REPUBLIKA.CO.ID, JAKARTA -- Pimpinan Pusat Muhammadiyah akan menggelar Muktamar ke-48 Muhammadiyah Aisyiyah dalam dua tahap sidang, yakni secara online (dalam jaringan) dan offline (luar jaringan).
"Muktamar secara luring dan daring ini pertama kali dilakukan oleh Pimpinan Pusat Muhammadiyah. Pertimbangannya karena memang kita masih dalam suasana pandemi Covid-19," kata Sekretaris Umum PP Muhammadiyah Abdul Mu'ti dalam konferensi pers yang diikuti di Jakarta, Jumat (4/11/2022).
Mu'ti mengatakan pada tahap pertama secara daring akan digelar pada Sabtu (5/1/2022) 2022, sementara puncaknya digelar pada Sabtu hingga Ahad (19-20/11/2022) secara luring dengan pusat kegiatan di gedung Edutorium Universitas Muhammadiyah Surakarta (UMS), Jawa Tengah.
Pada tahap pertama, agenda muktamar hanya mendengarkan tanggapan dari peserta muktamar atas materi yang telah disiapkan Pimpinan Pusat Muhammadiyah. Adapun isi dari materi muktamar ini meliputi laporan Pimpinan Pusat Muhammadiyah 2015-2022, program Muhammadiyah 2022-2027, Risalah Islam Berkemajuan, serta Isu-isu Strategis Keumatan, Kebangsaan dan Kemanusiaan Universal.
"Semua materi ini telah kita kirim ke para peserta Muktamar untuk ditanggapi besok pagi. Kita kirim dalam bentuk file melalui email, kita juga kirim secara cetak. Insya Allah materinya telah diterima masing-masing peserta di seluruh Indonesia," kata Mu'ti.
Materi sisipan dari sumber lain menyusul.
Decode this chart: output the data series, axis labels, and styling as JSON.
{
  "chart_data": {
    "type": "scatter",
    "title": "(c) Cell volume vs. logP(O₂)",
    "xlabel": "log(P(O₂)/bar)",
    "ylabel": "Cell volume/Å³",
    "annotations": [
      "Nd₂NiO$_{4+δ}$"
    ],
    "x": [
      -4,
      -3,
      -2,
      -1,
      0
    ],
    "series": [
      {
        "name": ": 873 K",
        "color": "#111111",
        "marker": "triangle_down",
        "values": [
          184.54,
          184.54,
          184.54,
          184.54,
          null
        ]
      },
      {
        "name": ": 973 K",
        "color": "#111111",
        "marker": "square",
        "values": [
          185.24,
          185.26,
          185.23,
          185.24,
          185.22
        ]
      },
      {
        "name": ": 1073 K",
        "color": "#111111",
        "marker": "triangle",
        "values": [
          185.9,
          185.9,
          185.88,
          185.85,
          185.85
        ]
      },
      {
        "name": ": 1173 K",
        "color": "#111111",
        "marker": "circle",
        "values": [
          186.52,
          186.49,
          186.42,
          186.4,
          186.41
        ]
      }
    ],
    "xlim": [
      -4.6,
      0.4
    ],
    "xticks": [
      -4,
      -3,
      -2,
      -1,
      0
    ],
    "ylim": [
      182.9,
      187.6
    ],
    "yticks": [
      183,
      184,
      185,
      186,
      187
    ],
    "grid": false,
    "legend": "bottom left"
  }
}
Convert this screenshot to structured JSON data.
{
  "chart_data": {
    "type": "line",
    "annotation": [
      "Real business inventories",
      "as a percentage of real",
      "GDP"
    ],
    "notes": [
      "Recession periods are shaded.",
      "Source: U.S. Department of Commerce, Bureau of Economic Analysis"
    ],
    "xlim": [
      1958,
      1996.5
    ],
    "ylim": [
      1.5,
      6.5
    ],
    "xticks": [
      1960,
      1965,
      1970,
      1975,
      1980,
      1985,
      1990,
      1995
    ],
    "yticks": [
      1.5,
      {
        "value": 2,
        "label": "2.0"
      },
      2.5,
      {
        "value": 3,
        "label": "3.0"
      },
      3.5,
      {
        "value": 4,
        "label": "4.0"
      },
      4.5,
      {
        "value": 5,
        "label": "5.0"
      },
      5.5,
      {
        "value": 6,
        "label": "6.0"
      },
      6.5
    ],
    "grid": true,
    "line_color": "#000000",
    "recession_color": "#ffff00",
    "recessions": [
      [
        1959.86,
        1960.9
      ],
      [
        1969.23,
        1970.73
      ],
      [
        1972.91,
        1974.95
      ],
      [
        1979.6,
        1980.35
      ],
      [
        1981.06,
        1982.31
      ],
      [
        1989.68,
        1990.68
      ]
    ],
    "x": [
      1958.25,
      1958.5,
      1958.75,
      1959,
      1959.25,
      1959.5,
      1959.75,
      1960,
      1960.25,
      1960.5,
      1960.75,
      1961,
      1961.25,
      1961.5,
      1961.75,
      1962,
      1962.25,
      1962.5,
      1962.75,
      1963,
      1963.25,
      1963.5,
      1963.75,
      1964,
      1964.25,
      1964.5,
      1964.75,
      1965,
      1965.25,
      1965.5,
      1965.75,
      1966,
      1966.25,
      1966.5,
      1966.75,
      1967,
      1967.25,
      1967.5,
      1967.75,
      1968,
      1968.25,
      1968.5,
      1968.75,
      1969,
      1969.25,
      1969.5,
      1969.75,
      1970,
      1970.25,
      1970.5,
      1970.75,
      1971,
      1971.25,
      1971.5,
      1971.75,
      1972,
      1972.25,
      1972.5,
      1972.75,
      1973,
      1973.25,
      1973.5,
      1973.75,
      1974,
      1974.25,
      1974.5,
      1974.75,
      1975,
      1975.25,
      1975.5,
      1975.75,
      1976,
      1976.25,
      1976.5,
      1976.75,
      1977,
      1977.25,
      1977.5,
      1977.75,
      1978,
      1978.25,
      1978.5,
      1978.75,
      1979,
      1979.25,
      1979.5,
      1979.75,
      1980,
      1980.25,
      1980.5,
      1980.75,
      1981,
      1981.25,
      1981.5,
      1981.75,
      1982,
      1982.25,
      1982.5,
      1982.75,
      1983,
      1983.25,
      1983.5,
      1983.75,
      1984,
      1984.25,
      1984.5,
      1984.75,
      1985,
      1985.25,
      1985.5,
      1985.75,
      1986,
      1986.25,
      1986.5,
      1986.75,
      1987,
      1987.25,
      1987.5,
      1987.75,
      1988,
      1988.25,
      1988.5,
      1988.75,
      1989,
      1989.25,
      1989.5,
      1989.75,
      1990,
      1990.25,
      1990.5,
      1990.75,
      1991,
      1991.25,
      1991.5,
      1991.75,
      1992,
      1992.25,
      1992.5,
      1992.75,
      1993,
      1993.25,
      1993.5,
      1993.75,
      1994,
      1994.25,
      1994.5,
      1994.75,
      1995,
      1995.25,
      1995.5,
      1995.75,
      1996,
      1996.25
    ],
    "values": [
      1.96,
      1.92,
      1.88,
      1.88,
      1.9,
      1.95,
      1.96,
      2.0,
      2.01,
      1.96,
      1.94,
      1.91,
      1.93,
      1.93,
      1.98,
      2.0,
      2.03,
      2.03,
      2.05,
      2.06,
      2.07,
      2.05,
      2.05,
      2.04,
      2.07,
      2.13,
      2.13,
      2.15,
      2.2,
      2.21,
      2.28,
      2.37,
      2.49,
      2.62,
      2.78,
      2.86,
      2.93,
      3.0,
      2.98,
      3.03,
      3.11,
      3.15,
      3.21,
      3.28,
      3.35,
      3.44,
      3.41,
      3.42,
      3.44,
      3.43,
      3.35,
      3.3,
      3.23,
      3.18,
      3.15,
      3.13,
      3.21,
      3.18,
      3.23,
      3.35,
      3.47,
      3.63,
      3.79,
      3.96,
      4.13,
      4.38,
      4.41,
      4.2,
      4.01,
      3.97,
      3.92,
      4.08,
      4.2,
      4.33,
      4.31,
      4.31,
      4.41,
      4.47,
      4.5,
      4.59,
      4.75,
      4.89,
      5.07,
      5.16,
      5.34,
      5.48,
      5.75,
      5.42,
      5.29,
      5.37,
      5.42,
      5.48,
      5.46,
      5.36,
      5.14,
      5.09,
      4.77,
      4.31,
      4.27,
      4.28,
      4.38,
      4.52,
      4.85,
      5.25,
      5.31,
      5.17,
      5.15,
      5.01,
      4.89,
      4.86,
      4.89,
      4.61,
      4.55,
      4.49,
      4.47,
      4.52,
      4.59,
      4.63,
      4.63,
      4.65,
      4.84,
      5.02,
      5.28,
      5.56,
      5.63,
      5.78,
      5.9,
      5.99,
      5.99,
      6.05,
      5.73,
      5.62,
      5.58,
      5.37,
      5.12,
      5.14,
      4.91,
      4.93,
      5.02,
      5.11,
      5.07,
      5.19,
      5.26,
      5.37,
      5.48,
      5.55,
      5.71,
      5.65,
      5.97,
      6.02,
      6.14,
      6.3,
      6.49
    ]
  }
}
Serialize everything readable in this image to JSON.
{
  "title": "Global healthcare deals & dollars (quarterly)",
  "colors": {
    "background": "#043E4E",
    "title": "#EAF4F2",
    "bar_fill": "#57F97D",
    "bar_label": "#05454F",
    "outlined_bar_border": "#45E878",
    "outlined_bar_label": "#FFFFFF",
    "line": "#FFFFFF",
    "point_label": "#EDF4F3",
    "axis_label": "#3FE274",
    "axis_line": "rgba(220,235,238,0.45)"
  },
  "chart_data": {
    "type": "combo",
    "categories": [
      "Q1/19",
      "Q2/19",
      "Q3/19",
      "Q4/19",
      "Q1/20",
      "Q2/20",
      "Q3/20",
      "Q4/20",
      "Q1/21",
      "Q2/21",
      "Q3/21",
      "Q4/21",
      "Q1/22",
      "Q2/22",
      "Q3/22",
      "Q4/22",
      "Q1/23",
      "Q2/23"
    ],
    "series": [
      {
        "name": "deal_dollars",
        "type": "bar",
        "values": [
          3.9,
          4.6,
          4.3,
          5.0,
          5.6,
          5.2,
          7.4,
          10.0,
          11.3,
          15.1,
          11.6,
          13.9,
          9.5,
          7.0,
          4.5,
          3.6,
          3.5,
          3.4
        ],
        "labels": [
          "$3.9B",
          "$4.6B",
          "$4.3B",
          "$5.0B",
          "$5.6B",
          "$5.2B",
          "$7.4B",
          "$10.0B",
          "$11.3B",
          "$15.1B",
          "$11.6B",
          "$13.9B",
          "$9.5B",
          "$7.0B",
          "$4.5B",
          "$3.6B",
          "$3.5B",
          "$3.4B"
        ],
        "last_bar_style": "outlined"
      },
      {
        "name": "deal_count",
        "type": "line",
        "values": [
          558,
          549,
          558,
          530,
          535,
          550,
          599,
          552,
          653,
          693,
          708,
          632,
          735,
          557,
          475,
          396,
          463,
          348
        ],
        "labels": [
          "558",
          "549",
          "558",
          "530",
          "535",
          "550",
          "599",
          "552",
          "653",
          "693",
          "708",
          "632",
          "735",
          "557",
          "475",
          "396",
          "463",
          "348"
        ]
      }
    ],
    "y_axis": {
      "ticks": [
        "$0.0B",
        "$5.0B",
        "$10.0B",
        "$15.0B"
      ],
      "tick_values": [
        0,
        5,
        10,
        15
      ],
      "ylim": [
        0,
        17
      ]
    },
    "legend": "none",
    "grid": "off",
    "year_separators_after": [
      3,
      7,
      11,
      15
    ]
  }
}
Teknis pelaksanaannya, kata dia, setiap perwakilan Pimpinan Wilayah Muhammadiyah (PWM), organisasi otonom seperti Pemuda Muhammadiyah, IPM, IMM, Tapak Suci, dan lain-lain tingkat pusat akan menyampaikan tanggapan baik dalam bentuk tulisan maupun lisan.
"Ada sekitar 208 titik dari 34 provinsi di seluruh Indonesia yang menjadi lokasi Muktamar tahap pertama ini," katanya.
Mu'ti juga menyebut beberapa isu strategis yang nanti akan dibahas di tahap pertama Muktamar ini. Pertama, isu keumatan meliputi fenomena rezimentasi paham agama, membangun kesalehan digital, memperkuat persatuan umat, dan reformasi tata kelola filantropi Islam.
Kedua, isu kebangsaan meliputi memperkuat ketahanan keluarga, reformasi sistem Pemilu, suksesi kepemimpinan 2024, evaluasi atas kebijakan deradikalisasi, memperkuat keadilan hukum, penataan ruang publik yang inklusif dan adil, memperkuat regulasi sistem resiliansi bencana, antisipasi ageing population (penuaan populasi), dan memperkuat integrasi nasional.
Terakhir, isu kemanusiaan universal meliputi membangun tata dunia yang damai dan berkeadilan, regulasi dampak perubahan iklim, mengatasi kesenjangan antarnegara, dan menguatnya xenofobia.
"Materi ini tidak lain ingin memajukan Indonesia dan mencerahkan semesta," kata Abdul Mu'ti.